Marcela era joven, muy joven, diecinueve años que pretendían aparentar más a fuerza de cansancio, pero no podían. No sé si fue mi detestable e involuntaria cara de psicoanalista en día franco, no sé si fueron sus ganas irrefrenables de hablar que yo no supe cómo coartar, pero lo cierto es que Marcela, a cuento de nada o casi nada, me hizo un resumen de su vida en veinte minutos que me dejó anonadada por su contenido, por un lado, y por su capacidad de síntesis por el otro; condensó en algunas palabras que espetó como si el hacerlo la liberara de algo, una vida que no por corta parecía carecer de complejidad. Marcela era una abanico de excesos, a los trece años, y para luchar contra el hastío de la media clase acomodada de Villa Devoto, había empezado una confusa carrera sexual, ‘todas las perversiones que puedas imaginarte’, me dijo ‘todas las viví’, e hizo un sucinto relevamiento que mi desparpajo no me alcanza para repetir; a los quince años y sintiendo que el mundo seguía cayéndose a pedazos, creyó en la liberación química de la angustia y se abocó a consumir todas las drogas que encontró a su paso; otros pocos años después cayó en la cuenta de que de nada se había liberado, de que seguía tan vacía como había empezado, y pensó (como se piensa pensó) que lo que precisaba era perpetuarse, que nada sino dejar una huella imborrable y humana en el mundo sería capaz de dotarla de sentido. Y tuvo un hijo.
La autobiografía oral de Marcela terminó con una sentencia que quedó tatuada en alguna inaccesible parte de mi espíritu, en mi museo de debacles, quizás; antes de irse, lacónicamente, como quien sabe todo me dijo ‘¿Y sabés qué descubrí? Que no era que yo no lo encontrara, es la vida la que no tiene sentido’.
Punto final para el desahogo.
Marcela se fue y me dejó dos cosas, físicas ambas. La primera: una sequedad en la boca, yo no había dicho una palabra, y sin embargo descubrí que al escuchar, muchas veces uno se cansa de hablar para adentro casi tanto como se agota de empatizar, uno se cansa. La segunda: el mareo. Como tragarse un huracán, sentir los techos de las moradas seguras girando enloquecidas por el cuerpo. Atestiguar cómo todo se licua.

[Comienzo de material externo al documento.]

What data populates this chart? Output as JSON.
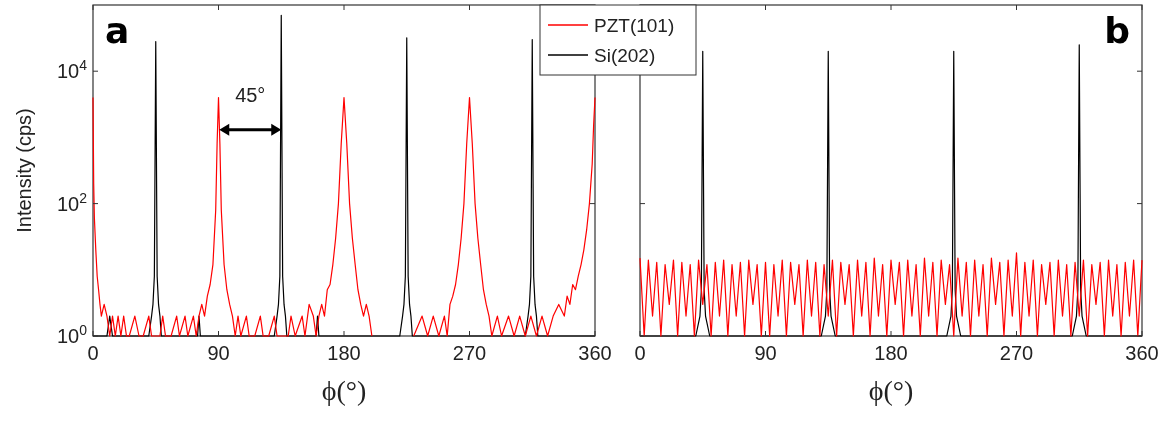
{
  "chart_data": [
    {
      "type": "line",
      "ylabel": "Intensity (cps)",
      "xlabel": "ϕ(°)",
      "xlim": [
        0,
        360
      ],
      "xticks": [
        0,
        90,
        180,
        270,
        360
      ],
      "ylim": [
        1,
        100000
      ],
      "yticks": [
        {
          "value": 1,
          "label": "10$^{0}$"
        },
        {
          "value": 100,
          "label": "10$^{2}$"
        },
        {
          "value": 10000,
          "label": "10$^{4}$"
        }
      ],
      "log": "y",
      "grid": false,
      "legend": "top right",
      "marker": "none",
      "line_style": "solid",
      "annotations": [
        "a",
        {
          "text": "45°",
          "x": 135,
          "y": 1300
        }
      ],
      "series": [
        {
          "name": "PZT(101)",
          "color": "#ff0000",
          "x": [
            0,
            0.5,
            1,
            2,
            3,
            4,
            5,
            6,
            8,
            10,
            12,
            14,
            16,
            18,
            20,
            22,
            24,
            26,
            30,
            33,
            36,
            40,
            42,
            48,
            50,
            52,
            56,
            60,
            62,
            66,
            68,
            72,
            74,
            76,
            78,
            80,
            82,
            84,
            86,
            88,
            89,
            90,
            91,
            92,
            94,
            96,
            98,
            100,
            102,
            104,
            106,
            110,
            112,
            116,
            120,
            122,
            126,
            130,
            132,
            140,
            142,
            145,
            150,
            152,
            155,
            158,
            160,
            162,
            164,
            166,
            168,
            170,
            172,
            174,
            176,
            178,
            180,
            182,
            184,
            186,
            188,
            190,
            192,
            194,
            196,
            198,
            200,
            205,
            210,
            220,
            225,
            230,
            236,
            240,
            244,
            248,
            252,
            254,
            256,
            258,
            260,
            262,
            264,
            266,
            268,
            270,
            272,
            274,
            276,
            278,
            280,
            282,
            284,
            286,
            290,
            293,
            298,
            302,
            306,
            310,
            314,
            318,
            322,
            326,
            330,
            334,
            338,
            340,
            342,
            344,
            346,
            348,
            350,
            352,
            354,
            356,
            358,
            359,
            360
          ],
          "values": [
            4000,
            200,
            60,
            20,
            8,
            5,
            3,
            2,
            3,
            2,
            1,
            2,
            1,
            2,
            1,
            2,
            1,
            1,
            2,
            1,
            1,
            2,
            1,
            1,
            2,
            1,
            1,
            2,
            1,
            2,
            1,
            2,
            1,
            2,
            3,
            2,
            4,
            6,
            12,
            80,
            800,
            4000,
            800,
            80,
            12,
            5,
            3,
            2,
            1,
            2,
            1,
            2,
            1,
            1,
            2,
            1,
            1,
            2,
            1,
            1,
            2,
            1,
            2,
            1,
            3,
            2,
            1,
            2,
            3,
            2,
            5,
            6,
            12,
            30,
            100,
            800,
            4000,
            800,
            100,
            30,
            12,
            5,
            3,
            2,
            3,
            2,
            1,
            null,
            null,
            null,
            null,
            1,
            2,
            1,
            2,
            1,
            2,
            1,
            3,
            4,
            6,
            12,
            30,
            100,
            800,
            4000,
            800,
            100,
            30,
            12,
            5,
            3,
            2,
            1,
            2,
            1,
            2,
            1,
            2,
            1,
            2,
            1,
            2,
            1,
            2,
            3,
            2,
            4,
            3,
            6,
            5,
            8,
            12,
            20,
            40,
            100,
            400,
            1500,
            4000
          ]
        },
        {
          "name": "Si(202)",
          "color": "#000000",
          "x": [
            0,
            10,
            12,
            14,
            40,
            42,
            43,
            44,
            45,
            46,
            47,
            48,
            49,
            75,
            76,
            77,
            130,
            132,
            133,
            134,
            135,
            136,
            137,
            138,
            139,
            160,
            161,
            162,
            220,
            222,
            223,
            224,
            225,
            226,
            227,
            228,
            229,
            310,
            312,
            313,
            314,
            315,
            316,
            317,
            318,
            319,
            360
          ],
          "values": [
            1,
            1,
            2,
            1,
            1,
            2,
            3,
            8,
            28000,
            8,
            3,
            2,
            1,
            1,
            2,
            1,
            1,
            2,
            3,
            8,
            70000,
            8,
            3,
            2,
            1,
            1,
            2,
            1,
            1,
            2,
            3,
            8,
            32000,
            8,
            3,
            2,
            1,
            1,
            2,
            3,
            8,
            30000,
            8,
            3,
            2,
            1,
            1
          ]
        }
      ]
    },
    {
      "type": "line",
      "xlabel": "ϕ(°)",
      "xlim": [
        0,
        360
      ],
      "xticks": [
        0,
        90,
        180,
        270,
        360
      ],
      "ylim": [
        1,
        100000
      ],
      "yticks": [
        {
          "value": 1,
          "label": null
        },
        {
          "value": 100,
          "label": null
        },
        {
          "value": 10000,
          "label": null
        }
      ],
      "tick_labels": "x",
      "log": "y",
      "grid": false,
      "marker": "none",
      "line_style": "solid",
      "annotations": [
        "b"
      ],
      "series": [
        {
          "color": "#ff0000",
          "x": [
            0,
            3,
            6,
            9,
            12,
            15,
            18,
            21,
            24,
            27,
            30,
            33,
            36,
            39,
            42,
            45,
            48,
            51,
            54,
            57,
            60,
            63,
            66,
            69,
            72,
            75,
            78,
            81,
            84,
            87,
            90,
            93,
            96,
            99,
            102,
            105,
            108,
            111,
            114,
            117,
            120,
            123,
            126,
            129,
            132,
            135,
            138,
            141,
            144,
            147,
            150,
            153,
            156,
            159,
            162,
            165,
            168,
            171,
            174,
            177,
            180,
            183,
            186,
            189,
            192,
            195,
            198,
            201,
            204,
            207,
            210,
            213,
            216,
            219,
            222,
            225,
            228,
            231,
            234,
            237,
            240,
            243,
            246,
            249,
            252,
            255,
            258,
            261,
            264,
            267,
            270,
            273,
            276,
            279,
            282,
            285,
            288,
            291,
            294,
            297,
            300,
            303,
            306,
            309,
            312,
            315,
            318,
            321,
            324,
            327,
            330,
            333,
            336,
            339,
            342,
            345,
            348,
            351,
            354,
            357,
            360
          ],
          "values": [
            15,
            1,
            14,
            2,
            13,
            1,
            12,
            3,
            14,
            1,
            13,
            2,
            12,
            1,
            14,
            3,
            12,
            1,
            13,
            2,
            14,
            1,
            12,
            2,
            13,
            1,
            14,
            3,
            12,
            1,
            13,
            1,
            12,
            2,
            14,
            1,
            13,
            3,
            12,
            1,
            14,
            2,
            13,
            1,
            12,
            2,
            14,
            1,
            13,
            3,
            12,
            1,
            14,
            2,
            13,
            1,
            15,
            2,
            12,
            1,
            14,
            3,
            13,
            1,
            14,
            2,
            12,
            1,
            15,
            2,
            13,
            1,
            14,
            3,
            12,
            1,
            15,
            2,
            13,
            1,
            14,
            2,
            12,
            1,
            15,
            3,
            13,
            1,
            14,
            2,
            18,
            1,
            13,
            2,
            14,
            1,
            12,
            3,
            13,
            1,
            14,
            2,
            12,
            1,
            13,
            2,
            14,
            1,
            12,
            3,
            13,
            1,
            14,
            2,
            12,
            1,
            13,
            2,
            14,
            1,
            14
          ]
        },
        {
          "color": "#000000",
          "x": [
            0,
            40,
            43,
            44,
            45,
            46,
            47,
            50,
            130,
            133,
            134,
            135,
            136,
            137,
            140,
            220,
            223,
            224,
            225,
            226,
            227,
            230,
            310,
            313,
            314,
            315,
            316,
            317,
            320,
            360
          ],
          "values": [
            1,
            1,
            2,
            5,
            20000,
            5,
            2,
            1,
            1,
            2,
            5,
            20000,
            5,
            2,
            1,
            1,
            2,
            5,
            20000,
            5,
            2,
            1,
            1,
            2,
            5,
            25000,
            5,
            2,
            1,
            1
          ]
        }
      ]
    }
  ]
}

Me llevó un tiempo la reconstrucción, después de toda catástrofe natural hay que coordinar voluntades, trabajar en conjunto, y lograr que yo trabaje conmigo fue una misión difícil; acostumbrada como estoy a la polémica y al cuestionamiento, la palabra ‘acuerdo’ es poco menos que una entelequia para mí.
Finalmente las aguas volvieron a su estatura habitual, sin embargo, y después de algún tiempo yo me encontré con la sentencia tranquilizadora grabada a las puertas de mi templo; todo lo que necesitaba era, como es siempre para mí, un consuelo. Una puerta entornada. Un espacio fortuito entre dos ladrillos de la gruesa pared externa de la casa. Ahí estaba, y esto era lo que decía.
Tallado hondo sobre el concreto, decía que si bien soy un soldado, una militante triste de que la vida, tal y como me enseñó Marcela, no tiene ningún tipo de sentido, jamás va a salir de esta boca, jamás va a escapar de estos dedos que el vivir, ese relevante acto de presentar batalla, tampoco lo tenga.